His career covered teaching, administration and the longest tenure of any superintendent in the city's history. And one of Cape Girardeau's oldest school building bears his name.
Louis J. Schultz served 38 years as an educator in Cape Girardeau, 27 of them as superintendent. He died Feb. 24, 1968, at age 71.
His education career began in 1916 when he was a coach and shop teacher at Maryville. It was interrupted for two years during World War I, when he served in the Navy.
But it was Cape Girardeau where Schultz found a home. He began his tenure with the school district in 1924 as an industrial arts teacher.
At his retirement dinner in 1962, the Southeast Missourian reported, "He was the guest of honor at a dinner of the Community Teachers Association, but the attendance was much broader, the dinner gathering spilling over into the hallway and anterooms of Memorial Hall ballroom on the State College campus."
Rush H. Limbaugh, a past school board member and friend of Schultz, said at the dinner, "A superintendent is a strange kind of character. He must be a diplomat, a marriage consultant, an educator, a politician and a businessman, among others."
Limbaugh added, "He who receives our admiration tonight has heard our criticisms and bears the marks on him yet.
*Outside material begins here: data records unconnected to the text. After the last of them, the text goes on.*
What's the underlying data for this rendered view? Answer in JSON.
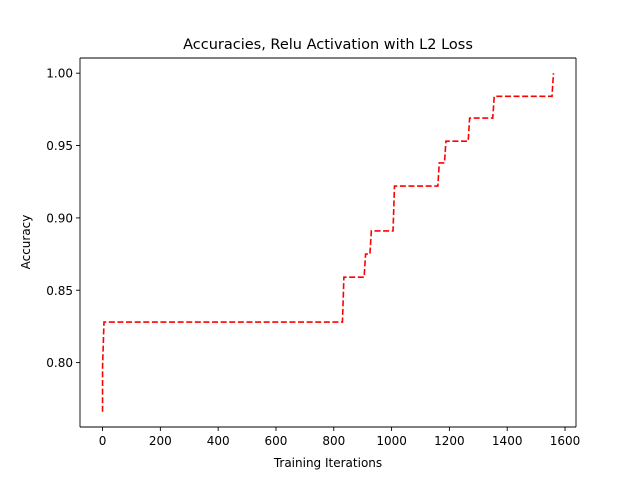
{
  "chart_data": {
    "type": "line",
    "title": "Accuracies, Relu Activation with L2 Loss",
    "xlabel": "Training Iterations",
    "ylabel": "Accuracy",
    "xlim": [
      -78,
      1638
    ],
    "ylim": [
      0.7555,
      1.0105
    ],
    "xticks": [
      0,
      200,
      400,
      600,
      800,
      1000,
      1200,
      1400,
      1600
    ],
    "xtick_labels": [
      "0",
      "200",
      "400",
      "600",
      "800",
      "1000",
      "1200",
      "1400",
      "1600"
    ],
    "yticks": [
      0.8,
      0.85,
      0.9,
      0.95,
      1.0
    ],
    "ytick_labels": [
      "0.80",
      "0.85",
      "0.90",
      "0.95",
      "1.00"
    ],
    "grid": false,
    "legend": null,
    "series": [
      {
        "color": "#ff0000",
        "linestyle": "dashed",
        "x": [
          0,
          0,
          5,
          830,
          835,
          905,
          910,
          925,
          930,
          1005,
          1010,
          1160,
          1165,
          1183,
          1188,
          1265,
          1270,
          1350,
          1355,
          1555,
          1560
        ],
        "y": [
          0.766,
          0.797,
          0.828,
          0.828,
          0.859,
          0.859,
          0.875,
          0.875,
          0.891,
          0.891,
          0.922,
          0.922,
          0.938,
          0.938,
          0.953,
          0.953,
          0.969,
          0.969,
          0.984,
          0.984,
          1.0
        ]
      }
    ]
  }
}
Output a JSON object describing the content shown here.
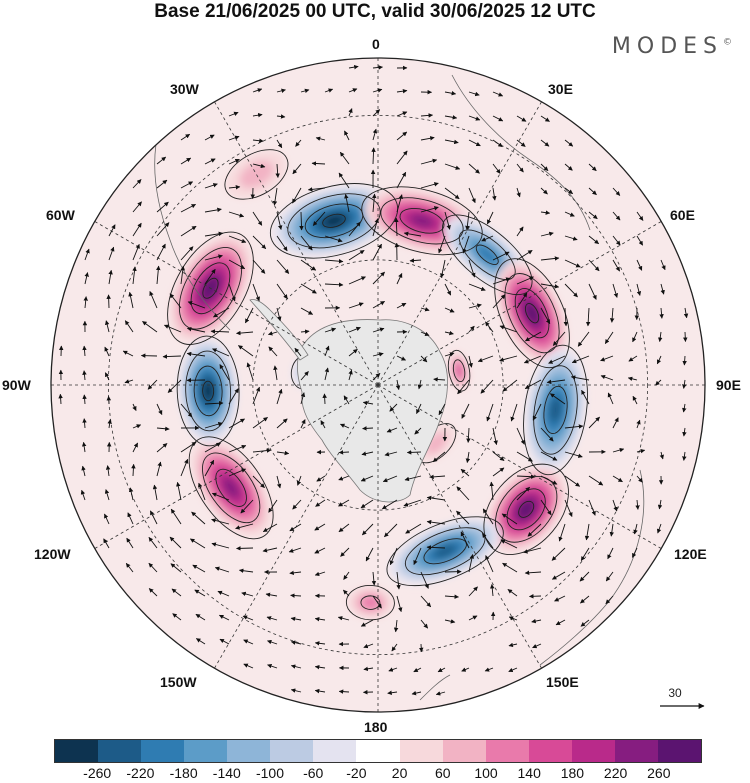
{
  "title": "Base 21/06/2025 00 UTC, valid 30/06/2025 12 UTC",
  "brand": "MODES",
  "brand_mark": "©",
  "longitude_labels": [
    "0",
    "30E",
    "60E",
    "90E",
    "120E",
    "150E",
    "180",
    "150W",
    "120W",
    "90W",
    "60W",
    "30W"
  ],
  "reference_vector": {
    "value": "30",
    "icon": "arrow-right-icon"
  },
  "colorbar": {
    "ticks": [
      "-260",
      "-220",
      "-180",
      "-140",
      "-100",
      "-60",
      "-20",
      "20",
      "60",
      "100",
      "140",
      "180",
      "220",
      "260"
    ],
    "colors": [
      "#0d3350",
      "#1d5b88",
      "#2f7cb2",
      "#5c9cc8",
      "#8eb5d8",
      "#bccbe3",
      "#e4e3f0",
      "#ffffff",
      "#f7d9dc",
      "#f2b3c4",
      "#e97aab",
      "#d84a97",
      "#b92a8a",
      "#861d80",
      "#5b1470"
    ]
  },
  "projection": "south-polar-stereographic",
  "anomalies": [
    {
      "lon": -15,
      "lat": -50,
      "value": -250,
      "rx": 0.19,
      "ry": 0.1
    },
    {
      "lon": 15,
      "lat": -50,
      "value": 200,
      "rx": 0.18,
      "ry": 0.09
    },
    {
      "lon": 40,
      "lat": -50,
      "value": -180,
      "rx": 0.16,
      "ry": 0.07
    },
    {
      "lon": 65,
      "lat": -50,
      "value": 240,
      "rx": 0.17,
      "ry": 0.09
    },
    {
      "lon": 98,
      "lat": -48,
      "value": -220,
      "rx": 0.19,
      "ry": 0.09
    },
    {
      "lon": 130,
      "lat": -45,
      "value": 260,
      "rx": 0.15,
      "ry": 0.1
    },
    {
      "lon": 158,
      "lat": -48,
      "value": -210,
      "rx": 0.18,
      "ry": 0.08
    },
    {
      "lon": -178,
      "lat": -40,
      "value": 90,
      "rx": 0.07,
      "ry": 0.05
    },
    {
      "lon": -125,
      "lat": -48,
      "value": 200,
      "rx": 0.17,
      "ry": 0.09
    },
    {
      "lon": -92,
      "lat": -50,
      "value": -250,
      "rx": 0.16,
      "ry": 0.09
    },
    {
      "lon": -60,
      "lat": -45,
      "value": 250,
      "rx": 0.18,
      "ry": 0.1
    },
    {
      "lon": -30,
      "lat": -35,
      "value": 60,
      "rx": 0.1,
      "ry": 0.06
    },
    {
      "lon": 80,
      "lat": -70,
      "value": 120,
      "rx": 0.06,
      "ry": 0.03
    },
    {
      "lon": -80,
      "lat": -72,
      "value": -60,
      "rx": 0.05,
      "ry": 0.04
    },
    {
      "lon": 135,
      "lat": -70,
      "value": 60,
      "rx": 0.07,
      "ry": 0.04
    }
  ]
}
As a board member I saw the problems that faced him from teachers, board members and from citizens. The superintendent must serve as a cushion between all the things that cannot be done and those who insist they can be done."
In 1965, the long-standing school building was renovated and renamed in honor of Schultz.
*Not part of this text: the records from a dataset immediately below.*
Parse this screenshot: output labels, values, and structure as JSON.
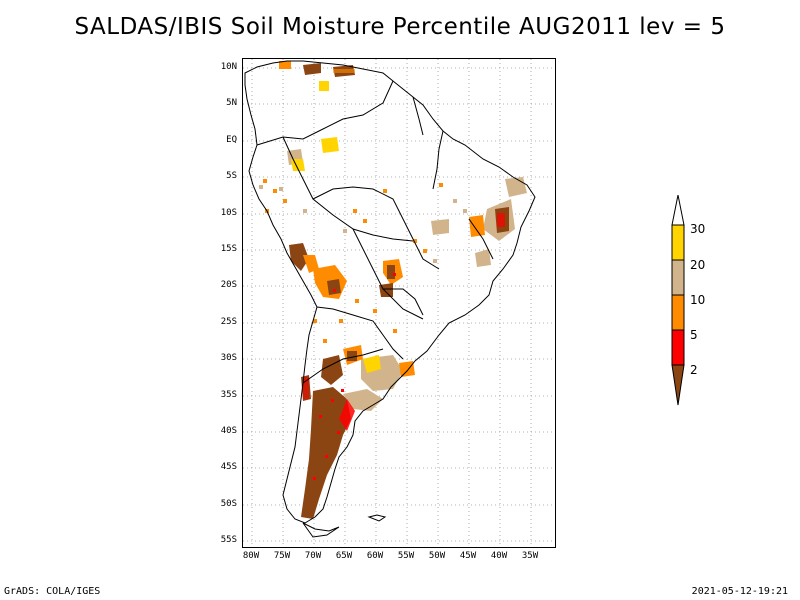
{
  "title": "SALDAS/IBIS Soil Moisture Percentile AUG2011 lev = 5",
  "lat_labels": [
    "10N",
    "5N",
    "EQ",
    "5S",
    "10S",
    "15S",
    "20S",
    "25S",
    "30S",
    "35S",
    "40S",
    "45S",
    "50S",
    "55S"
  ],
  "lon_labels": [
    "80W",
    "75W",
    "70W",
    "65W",
    "60W",
    "55W",
    "50W",
    "45W",
    "40W",
    "35W"
  ],
  "colorbar": {
    "labels": [
      "30",
      "20",
      "10",
      "5",
      "2"
    ],
    "colors": {
      "gt30": "#ffffff",
      "20-30": "#ffd400",
      "10-20": "#d2b48c",
      "5-10": "#ff8c00",
      "2-5": "#ff0000",
      "lt2": "#8b4513"
    }
  },
  "footer": {
    "left": "GrADS: COLA/IGES",
    "right": "2021-05-12-19:21"
  }
}
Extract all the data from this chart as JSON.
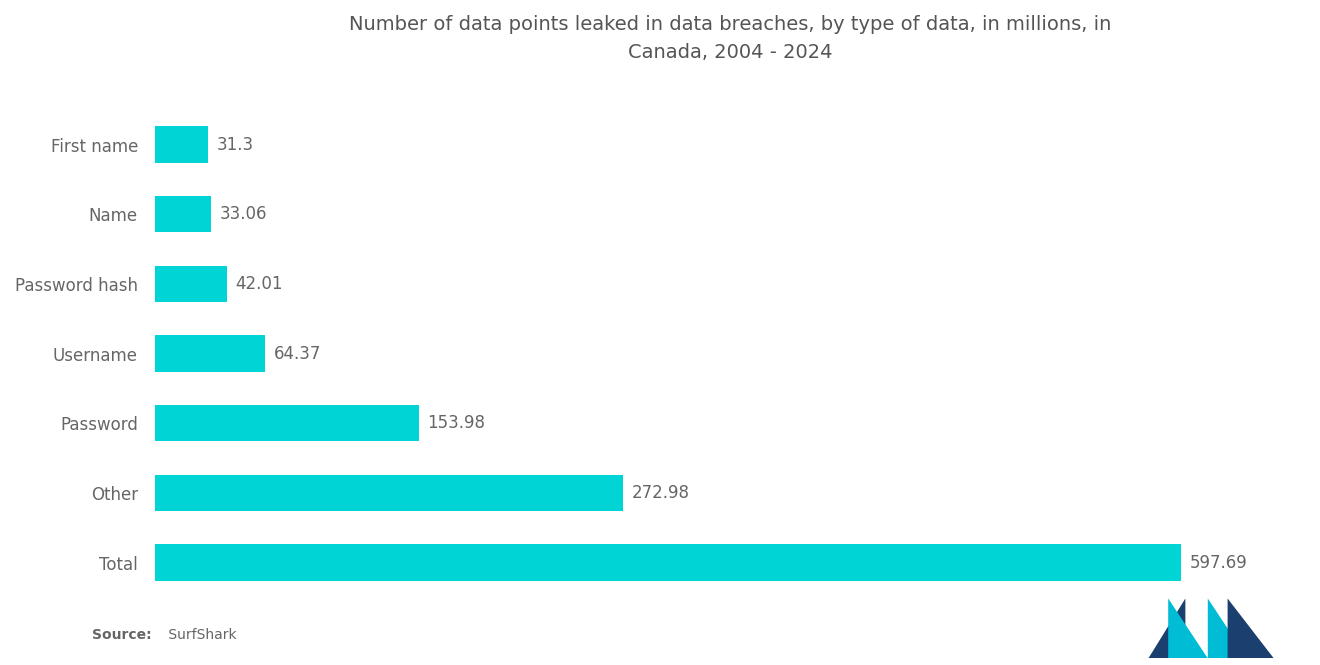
{
  "title": "Number of data points leaked in data breaches, by type of data, in millions, in\nCanada, 2004 - 2024",
  "categories": [
    "First name",
    "Name",
    "Password hash",
    "Username",
    "Password",
    "Other",
    "Total"
  ],
  "values": [
    31.3,
    33.06,
    42.01,
    64.37,
    153.98,
    272.98,
    597.69
  ],
  "bar_color": "#00D4D4",
  "label_color": "#666666",
  "title_color": "#555555",
  "source_bold": "Source:",
  "source_normal": " SurfShark",
  "background_color": "#ffffff",
  "xlim": [
    0,
    670
  ],
  "bar_height": 0.52,
  "value_labels": [
    "31.3",
    "33.06",
    "42.01",
    "64.37",
    "153.98",
    "272.98",
    "597.69"
  ],
  "logo_dark": "#1B3F6E",
  "logo_teal": "#00BCD4"
}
He spent a major portion of his career in the building that bears his name. He served eight years as high school principal before being named superintendent.
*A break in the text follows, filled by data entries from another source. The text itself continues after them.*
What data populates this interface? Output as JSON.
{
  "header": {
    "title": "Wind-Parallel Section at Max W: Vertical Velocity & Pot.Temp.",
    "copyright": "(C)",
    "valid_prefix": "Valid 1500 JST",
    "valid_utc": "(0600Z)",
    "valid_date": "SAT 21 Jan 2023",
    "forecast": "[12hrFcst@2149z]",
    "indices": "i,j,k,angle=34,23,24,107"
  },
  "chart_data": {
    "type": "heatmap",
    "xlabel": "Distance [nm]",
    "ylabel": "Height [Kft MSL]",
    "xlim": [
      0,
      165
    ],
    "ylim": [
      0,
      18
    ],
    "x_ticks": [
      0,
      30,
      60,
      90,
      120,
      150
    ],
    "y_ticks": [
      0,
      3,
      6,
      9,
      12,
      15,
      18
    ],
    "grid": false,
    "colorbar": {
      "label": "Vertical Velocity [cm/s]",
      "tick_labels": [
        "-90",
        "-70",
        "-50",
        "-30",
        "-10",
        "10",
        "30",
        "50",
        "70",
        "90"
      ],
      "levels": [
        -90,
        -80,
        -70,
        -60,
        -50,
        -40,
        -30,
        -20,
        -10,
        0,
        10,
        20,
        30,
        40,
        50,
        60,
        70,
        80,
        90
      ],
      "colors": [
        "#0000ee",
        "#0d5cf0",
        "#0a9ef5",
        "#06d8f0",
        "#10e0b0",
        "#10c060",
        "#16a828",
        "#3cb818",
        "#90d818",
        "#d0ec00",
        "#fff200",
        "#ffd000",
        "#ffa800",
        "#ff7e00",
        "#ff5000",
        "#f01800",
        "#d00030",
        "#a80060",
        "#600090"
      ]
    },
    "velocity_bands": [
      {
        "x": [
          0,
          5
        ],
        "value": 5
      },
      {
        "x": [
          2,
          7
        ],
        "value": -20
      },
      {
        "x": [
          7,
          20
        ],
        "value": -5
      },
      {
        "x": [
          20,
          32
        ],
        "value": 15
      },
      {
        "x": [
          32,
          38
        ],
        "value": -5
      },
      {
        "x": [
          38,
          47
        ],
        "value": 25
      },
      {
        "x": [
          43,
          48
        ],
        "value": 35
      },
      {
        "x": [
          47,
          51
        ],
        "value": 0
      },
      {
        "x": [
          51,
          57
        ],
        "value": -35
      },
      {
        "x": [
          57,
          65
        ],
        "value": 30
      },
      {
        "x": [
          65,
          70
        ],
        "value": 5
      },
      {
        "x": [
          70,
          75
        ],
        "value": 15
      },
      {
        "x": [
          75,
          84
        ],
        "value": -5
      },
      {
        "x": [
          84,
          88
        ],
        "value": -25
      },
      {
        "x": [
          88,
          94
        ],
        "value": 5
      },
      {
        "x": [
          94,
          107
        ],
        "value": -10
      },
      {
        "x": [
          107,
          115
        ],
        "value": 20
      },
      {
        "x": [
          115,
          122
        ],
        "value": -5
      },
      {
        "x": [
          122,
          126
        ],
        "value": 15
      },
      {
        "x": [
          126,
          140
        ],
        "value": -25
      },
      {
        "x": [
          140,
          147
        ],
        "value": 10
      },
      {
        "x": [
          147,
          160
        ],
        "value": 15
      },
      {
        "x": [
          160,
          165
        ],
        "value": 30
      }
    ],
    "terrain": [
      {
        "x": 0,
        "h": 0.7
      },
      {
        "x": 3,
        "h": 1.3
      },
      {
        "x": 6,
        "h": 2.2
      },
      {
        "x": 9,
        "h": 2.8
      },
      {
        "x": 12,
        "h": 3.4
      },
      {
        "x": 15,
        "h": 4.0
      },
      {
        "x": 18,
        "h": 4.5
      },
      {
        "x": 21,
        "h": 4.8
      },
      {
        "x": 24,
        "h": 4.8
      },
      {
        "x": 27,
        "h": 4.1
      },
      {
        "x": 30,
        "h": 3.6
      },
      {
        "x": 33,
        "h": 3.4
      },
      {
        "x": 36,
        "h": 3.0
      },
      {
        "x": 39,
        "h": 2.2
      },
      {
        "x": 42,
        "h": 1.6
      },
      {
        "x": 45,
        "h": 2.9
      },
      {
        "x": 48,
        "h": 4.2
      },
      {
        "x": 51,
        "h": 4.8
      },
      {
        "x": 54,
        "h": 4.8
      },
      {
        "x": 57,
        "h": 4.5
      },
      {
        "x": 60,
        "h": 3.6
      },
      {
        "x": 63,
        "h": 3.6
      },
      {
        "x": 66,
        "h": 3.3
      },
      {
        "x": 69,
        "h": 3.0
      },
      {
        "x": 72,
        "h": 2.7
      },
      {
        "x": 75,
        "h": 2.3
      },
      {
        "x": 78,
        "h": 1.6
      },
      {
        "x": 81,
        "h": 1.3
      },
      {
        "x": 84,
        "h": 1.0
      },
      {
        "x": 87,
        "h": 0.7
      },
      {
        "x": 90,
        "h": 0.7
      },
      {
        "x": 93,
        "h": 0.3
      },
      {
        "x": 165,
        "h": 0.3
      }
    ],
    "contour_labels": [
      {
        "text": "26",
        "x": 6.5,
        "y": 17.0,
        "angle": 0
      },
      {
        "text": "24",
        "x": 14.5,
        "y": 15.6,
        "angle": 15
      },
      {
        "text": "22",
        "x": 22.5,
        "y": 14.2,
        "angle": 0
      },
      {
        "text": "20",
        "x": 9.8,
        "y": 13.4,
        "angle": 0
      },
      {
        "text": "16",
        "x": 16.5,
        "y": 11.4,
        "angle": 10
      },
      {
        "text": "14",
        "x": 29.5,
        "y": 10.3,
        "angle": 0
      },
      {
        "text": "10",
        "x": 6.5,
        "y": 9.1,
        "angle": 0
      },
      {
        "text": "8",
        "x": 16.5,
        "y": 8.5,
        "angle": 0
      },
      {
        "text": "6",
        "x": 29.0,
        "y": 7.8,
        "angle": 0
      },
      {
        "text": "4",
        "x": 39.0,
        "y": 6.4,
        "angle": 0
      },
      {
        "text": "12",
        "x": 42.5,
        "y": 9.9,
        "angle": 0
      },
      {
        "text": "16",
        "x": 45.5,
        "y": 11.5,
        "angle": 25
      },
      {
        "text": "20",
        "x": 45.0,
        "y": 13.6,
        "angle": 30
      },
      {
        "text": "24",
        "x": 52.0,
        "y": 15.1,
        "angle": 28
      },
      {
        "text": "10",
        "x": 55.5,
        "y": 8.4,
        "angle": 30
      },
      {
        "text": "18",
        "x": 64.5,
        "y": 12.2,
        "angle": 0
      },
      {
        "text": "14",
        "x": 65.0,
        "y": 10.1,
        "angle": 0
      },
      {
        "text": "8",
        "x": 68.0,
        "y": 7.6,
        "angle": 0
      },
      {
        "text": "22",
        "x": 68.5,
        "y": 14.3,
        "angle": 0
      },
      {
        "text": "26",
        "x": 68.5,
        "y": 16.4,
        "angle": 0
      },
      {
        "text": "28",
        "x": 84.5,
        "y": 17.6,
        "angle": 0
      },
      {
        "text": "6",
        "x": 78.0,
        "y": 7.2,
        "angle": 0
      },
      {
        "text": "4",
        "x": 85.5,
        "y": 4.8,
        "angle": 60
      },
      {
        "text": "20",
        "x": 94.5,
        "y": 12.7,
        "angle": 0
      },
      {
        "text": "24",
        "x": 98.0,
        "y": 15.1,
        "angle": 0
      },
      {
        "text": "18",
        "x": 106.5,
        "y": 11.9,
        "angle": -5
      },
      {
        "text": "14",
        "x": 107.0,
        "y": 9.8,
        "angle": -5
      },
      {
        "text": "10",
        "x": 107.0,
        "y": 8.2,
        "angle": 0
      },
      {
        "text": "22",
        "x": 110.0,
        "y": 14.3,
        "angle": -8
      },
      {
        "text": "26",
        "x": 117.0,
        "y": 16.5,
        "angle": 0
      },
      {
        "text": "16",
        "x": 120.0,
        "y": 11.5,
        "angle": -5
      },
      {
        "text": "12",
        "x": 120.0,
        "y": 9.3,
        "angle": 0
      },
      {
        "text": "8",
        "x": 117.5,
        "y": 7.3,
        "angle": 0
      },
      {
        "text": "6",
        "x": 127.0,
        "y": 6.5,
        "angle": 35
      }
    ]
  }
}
When Schultz was named superintendent on April 28, 1935, his salary was $3,500.
Schultz was superintendent during an unprecedented period of expansion in the school system. From the time he took the office in 1935 until his retirement, enrollment grew from 3,017 pupils to 4,305. The budget increased from $186,614 to $1.7 million.
Lorimier School and Central High School were erected. Immediately before his retirement, Schultz handled the details of a $1.65 million bond issue which built the Central Junior High and added rooms to Jefferson and Alma Schrader schools.
He and his twin brother, Leo Schultz, who was superintendent of schools at Cairo, Ill., were co-authors of a nationally-used textbook on industrial arts, "School and Home Workshop Book." At the time of publication, it was the only book of its kind on the market.
But it was as superintendent that Schultz made his mark on the community.
At the retirement dinner, Limbaugh said: "Did you ever stop to think of the things he must be an expert in? He must administer $2 to $3 million in money each year. He must handle 200 teachers. He must know about the cafeterias. He must know the properties of the school system. He must be an expert on curriculum.
"There are hundreds of details a superintendent must be familiar with and must spend his life with," Limbaugh said.
At the tribute, Schultz said, "I feel I have been most fortunate to have been connected with the Cape Girardeau schools all these years."